Younger generations bear the brunt of taming inflation, McCrindle said. Recent Commonwealth Bank research found under 40s had reduced spending while over-70s spent at a greater rate than inflation last year.
“They’re [Baby Boomers] a fifth of the population. But they own more than half of the national private wealth.”
Ongoing pressures on young Australians would not only mean they are less inclined to take risks, constraining the country’s productivity, but also have concerning effects on the political landscape, former Liberal leader Dr John Hewson said.
“It is a defining moment [for this generation]. When the problems just seem to be going on and getting worse and a whole lot of rhetoric and hubris and not too much policy substance, people get justifiably cynical,” said Hewson, who is a professor at the Crawford School of Public Policy at ANU.
He said a generation was at risk of losing confidence in government processes, noting the collapse in the primary vote of the two major parties and the rise of independents.
It comes after a report found social and economic pressures were driving Australians apart with young adults the least trusting.
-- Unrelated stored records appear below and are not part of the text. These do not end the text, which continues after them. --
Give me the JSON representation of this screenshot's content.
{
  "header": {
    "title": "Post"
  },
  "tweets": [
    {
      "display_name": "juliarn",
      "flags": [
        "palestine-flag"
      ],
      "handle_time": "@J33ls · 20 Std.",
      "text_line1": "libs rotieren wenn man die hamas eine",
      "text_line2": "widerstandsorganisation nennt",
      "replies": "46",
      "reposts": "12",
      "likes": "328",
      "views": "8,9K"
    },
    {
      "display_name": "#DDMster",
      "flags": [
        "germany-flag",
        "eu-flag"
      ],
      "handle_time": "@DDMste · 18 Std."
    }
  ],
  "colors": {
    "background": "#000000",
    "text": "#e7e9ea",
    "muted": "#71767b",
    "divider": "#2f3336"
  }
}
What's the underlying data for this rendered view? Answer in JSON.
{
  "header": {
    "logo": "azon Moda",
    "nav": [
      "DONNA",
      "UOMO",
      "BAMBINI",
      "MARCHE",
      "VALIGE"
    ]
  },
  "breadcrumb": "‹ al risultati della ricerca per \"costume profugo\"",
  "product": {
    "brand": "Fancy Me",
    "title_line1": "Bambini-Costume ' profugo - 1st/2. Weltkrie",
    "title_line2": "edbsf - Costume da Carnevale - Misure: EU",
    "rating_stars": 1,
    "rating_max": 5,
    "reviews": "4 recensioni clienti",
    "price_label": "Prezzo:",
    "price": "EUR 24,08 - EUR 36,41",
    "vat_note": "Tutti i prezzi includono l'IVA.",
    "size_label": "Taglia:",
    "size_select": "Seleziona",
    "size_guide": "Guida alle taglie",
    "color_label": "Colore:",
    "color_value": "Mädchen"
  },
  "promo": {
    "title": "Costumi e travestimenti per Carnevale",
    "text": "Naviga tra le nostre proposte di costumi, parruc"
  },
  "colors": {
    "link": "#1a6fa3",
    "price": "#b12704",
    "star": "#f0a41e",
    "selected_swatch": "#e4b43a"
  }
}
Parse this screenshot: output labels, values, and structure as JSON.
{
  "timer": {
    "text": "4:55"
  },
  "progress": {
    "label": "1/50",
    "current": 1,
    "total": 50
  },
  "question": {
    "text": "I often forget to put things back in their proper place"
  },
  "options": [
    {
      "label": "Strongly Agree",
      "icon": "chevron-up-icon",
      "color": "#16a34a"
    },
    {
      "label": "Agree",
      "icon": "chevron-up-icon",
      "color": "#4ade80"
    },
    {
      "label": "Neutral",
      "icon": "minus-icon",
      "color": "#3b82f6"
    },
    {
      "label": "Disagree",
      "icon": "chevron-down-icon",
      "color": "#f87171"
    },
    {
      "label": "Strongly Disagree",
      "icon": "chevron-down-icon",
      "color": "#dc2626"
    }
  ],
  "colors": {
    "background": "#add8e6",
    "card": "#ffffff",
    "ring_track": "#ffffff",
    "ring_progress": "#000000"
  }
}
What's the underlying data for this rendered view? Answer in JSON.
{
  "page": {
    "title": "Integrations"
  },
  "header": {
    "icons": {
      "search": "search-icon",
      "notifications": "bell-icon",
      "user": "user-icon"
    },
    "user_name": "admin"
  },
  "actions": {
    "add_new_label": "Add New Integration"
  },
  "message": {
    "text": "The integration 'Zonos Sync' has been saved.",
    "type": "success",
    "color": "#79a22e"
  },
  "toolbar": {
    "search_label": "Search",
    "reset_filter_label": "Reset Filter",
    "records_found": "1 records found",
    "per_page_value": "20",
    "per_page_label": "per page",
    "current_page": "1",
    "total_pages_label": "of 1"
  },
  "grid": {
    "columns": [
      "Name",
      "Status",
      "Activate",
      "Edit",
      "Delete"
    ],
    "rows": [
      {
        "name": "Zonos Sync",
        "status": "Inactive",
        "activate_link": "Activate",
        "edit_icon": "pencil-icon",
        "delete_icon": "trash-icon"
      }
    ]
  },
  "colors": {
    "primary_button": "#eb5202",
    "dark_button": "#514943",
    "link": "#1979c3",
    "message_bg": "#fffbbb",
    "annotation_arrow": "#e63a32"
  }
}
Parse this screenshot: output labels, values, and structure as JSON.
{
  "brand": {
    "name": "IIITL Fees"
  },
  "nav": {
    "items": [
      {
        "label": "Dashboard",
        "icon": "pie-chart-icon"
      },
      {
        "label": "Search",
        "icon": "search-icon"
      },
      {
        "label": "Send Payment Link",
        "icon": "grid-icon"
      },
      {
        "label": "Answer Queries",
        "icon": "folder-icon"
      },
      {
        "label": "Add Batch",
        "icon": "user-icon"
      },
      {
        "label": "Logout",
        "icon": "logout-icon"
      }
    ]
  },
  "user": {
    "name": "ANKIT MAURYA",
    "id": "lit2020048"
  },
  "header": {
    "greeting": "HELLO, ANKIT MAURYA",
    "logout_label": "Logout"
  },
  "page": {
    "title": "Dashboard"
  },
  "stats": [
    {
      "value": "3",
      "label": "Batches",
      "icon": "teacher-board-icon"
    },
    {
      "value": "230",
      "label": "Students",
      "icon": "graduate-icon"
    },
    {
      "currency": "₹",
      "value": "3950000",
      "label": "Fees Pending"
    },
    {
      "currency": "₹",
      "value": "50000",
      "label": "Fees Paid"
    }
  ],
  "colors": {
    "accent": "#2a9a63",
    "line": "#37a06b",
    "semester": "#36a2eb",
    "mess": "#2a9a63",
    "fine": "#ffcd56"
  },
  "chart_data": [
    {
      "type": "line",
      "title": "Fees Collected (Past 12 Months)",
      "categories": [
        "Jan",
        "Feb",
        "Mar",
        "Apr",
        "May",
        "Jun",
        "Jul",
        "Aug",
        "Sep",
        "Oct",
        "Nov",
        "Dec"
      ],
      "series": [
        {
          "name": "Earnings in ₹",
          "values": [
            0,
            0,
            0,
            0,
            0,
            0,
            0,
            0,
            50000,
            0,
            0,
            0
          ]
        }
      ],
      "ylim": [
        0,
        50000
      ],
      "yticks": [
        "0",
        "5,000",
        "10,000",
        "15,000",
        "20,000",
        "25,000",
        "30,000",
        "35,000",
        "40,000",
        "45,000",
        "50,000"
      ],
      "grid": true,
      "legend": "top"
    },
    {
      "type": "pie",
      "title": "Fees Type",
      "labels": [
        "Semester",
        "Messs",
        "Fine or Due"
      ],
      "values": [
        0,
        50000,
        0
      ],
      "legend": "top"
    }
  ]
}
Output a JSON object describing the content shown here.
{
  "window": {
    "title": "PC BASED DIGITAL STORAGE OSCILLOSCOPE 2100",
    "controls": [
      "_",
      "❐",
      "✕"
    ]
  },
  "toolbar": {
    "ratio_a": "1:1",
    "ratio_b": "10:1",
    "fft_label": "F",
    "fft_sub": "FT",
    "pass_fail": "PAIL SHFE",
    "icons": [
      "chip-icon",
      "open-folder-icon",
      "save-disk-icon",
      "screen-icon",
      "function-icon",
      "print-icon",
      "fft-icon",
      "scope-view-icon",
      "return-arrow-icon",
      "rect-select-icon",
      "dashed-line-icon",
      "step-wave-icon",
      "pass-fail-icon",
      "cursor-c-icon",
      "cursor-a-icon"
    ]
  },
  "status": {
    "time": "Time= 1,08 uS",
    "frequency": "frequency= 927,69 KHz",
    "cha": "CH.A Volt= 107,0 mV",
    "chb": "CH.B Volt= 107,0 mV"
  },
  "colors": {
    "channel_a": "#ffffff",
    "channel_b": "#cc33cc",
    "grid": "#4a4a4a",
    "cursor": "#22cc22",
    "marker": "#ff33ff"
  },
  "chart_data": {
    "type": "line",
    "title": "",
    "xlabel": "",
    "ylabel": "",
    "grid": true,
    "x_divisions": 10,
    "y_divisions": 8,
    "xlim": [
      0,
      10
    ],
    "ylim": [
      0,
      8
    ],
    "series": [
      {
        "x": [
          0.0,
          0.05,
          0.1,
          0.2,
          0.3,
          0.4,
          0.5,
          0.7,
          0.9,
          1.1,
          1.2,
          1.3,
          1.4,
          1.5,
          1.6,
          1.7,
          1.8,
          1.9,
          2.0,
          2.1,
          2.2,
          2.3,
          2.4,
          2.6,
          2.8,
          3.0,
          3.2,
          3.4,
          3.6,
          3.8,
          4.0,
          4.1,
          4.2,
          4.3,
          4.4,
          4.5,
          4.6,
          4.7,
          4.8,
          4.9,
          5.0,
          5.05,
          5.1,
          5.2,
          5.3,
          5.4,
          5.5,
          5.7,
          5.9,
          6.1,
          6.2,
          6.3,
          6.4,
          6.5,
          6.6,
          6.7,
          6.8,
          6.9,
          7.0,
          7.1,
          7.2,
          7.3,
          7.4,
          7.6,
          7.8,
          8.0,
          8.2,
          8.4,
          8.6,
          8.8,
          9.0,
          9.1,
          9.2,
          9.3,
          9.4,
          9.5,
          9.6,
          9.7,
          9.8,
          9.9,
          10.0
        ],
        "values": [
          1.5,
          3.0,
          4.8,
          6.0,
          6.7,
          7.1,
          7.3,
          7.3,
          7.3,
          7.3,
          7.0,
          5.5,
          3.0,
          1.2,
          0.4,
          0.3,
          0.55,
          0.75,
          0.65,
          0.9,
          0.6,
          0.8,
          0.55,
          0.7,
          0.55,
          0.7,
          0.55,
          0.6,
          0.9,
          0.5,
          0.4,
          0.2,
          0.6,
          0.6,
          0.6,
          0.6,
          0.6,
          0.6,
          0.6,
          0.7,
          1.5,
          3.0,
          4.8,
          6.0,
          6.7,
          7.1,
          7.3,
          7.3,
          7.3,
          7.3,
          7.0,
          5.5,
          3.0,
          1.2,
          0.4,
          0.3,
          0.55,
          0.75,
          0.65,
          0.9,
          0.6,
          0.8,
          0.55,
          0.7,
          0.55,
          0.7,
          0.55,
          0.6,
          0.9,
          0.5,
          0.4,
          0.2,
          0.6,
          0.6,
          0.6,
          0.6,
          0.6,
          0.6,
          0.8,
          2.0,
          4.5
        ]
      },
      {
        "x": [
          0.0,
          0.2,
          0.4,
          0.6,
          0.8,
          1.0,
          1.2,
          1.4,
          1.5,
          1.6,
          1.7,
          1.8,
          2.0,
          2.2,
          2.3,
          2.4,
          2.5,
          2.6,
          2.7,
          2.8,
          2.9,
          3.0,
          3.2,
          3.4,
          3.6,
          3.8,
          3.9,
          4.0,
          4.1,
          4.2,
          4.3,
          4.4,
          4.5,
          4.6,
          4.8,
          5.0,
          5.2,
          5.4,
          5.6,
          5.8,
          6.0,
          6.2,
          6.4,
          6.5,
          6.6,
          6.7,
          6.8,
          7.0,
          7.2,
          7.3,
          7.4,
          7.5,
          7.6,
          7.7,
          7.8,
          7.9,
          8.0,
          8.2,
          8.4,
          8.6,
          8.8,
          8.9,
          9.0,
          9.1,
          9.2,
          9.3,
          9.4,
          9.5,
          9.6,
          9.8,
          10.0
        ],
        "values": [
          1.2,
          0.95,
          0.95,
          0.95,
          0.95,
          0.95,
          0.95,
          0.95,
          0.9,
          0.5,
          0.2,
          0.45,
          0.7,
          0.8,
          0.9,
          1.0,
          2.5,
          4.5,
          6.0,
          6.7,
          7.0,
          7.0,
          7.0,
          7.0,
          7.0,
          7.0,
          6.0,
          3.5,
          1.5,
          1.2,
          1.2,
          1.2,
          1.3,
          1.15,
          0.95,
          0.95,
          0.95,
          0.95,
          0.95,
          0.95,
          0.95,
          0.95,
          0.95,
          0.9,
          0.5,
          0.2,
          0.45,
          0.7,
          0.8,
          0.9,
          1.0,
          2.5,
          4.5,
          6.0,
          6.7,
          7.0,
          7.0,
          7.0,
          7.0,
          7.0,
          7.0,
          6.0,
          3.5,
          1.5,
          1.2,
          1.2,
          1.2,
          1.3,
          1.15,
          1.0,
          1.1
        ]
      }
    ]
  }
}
Almost half of people aged 25 to 34 said they are pessimistic about the future compared to 35 per cent of those aged 65 and over.
A lack of hope could deter younger generations’ efforts, said Dr Angela Jackson, economist at Impact Economics.
“For young people who don’t have that bank of mum and dad, there’s very little hope for them that they can actually get into the property market and have that type of security into the future. That is going to change a lot of the other decisions they make in terms of the jobs that they take, in terms of their savings behaviour.”
But author and social psychologist Dr Hugh Mackay was more optimistic about the turbulent past five years.
“When a generation is being formed by uncertainty, and particularly by the experience of rate hikes … the floods, the fire, COVID, other big, big changes affecting this young generation. These are very formative influences,” said Mackay, who is also an honorary professor at ANU.
“Judging from history these formative influences are likely to be positive rather than negative, not making this generation risk averse, but making them more resilient,” he said.
“[Future leaders] will be far more realistic about what life is like and about the unpredictability and the uncertainty and the instability and how to manage it.”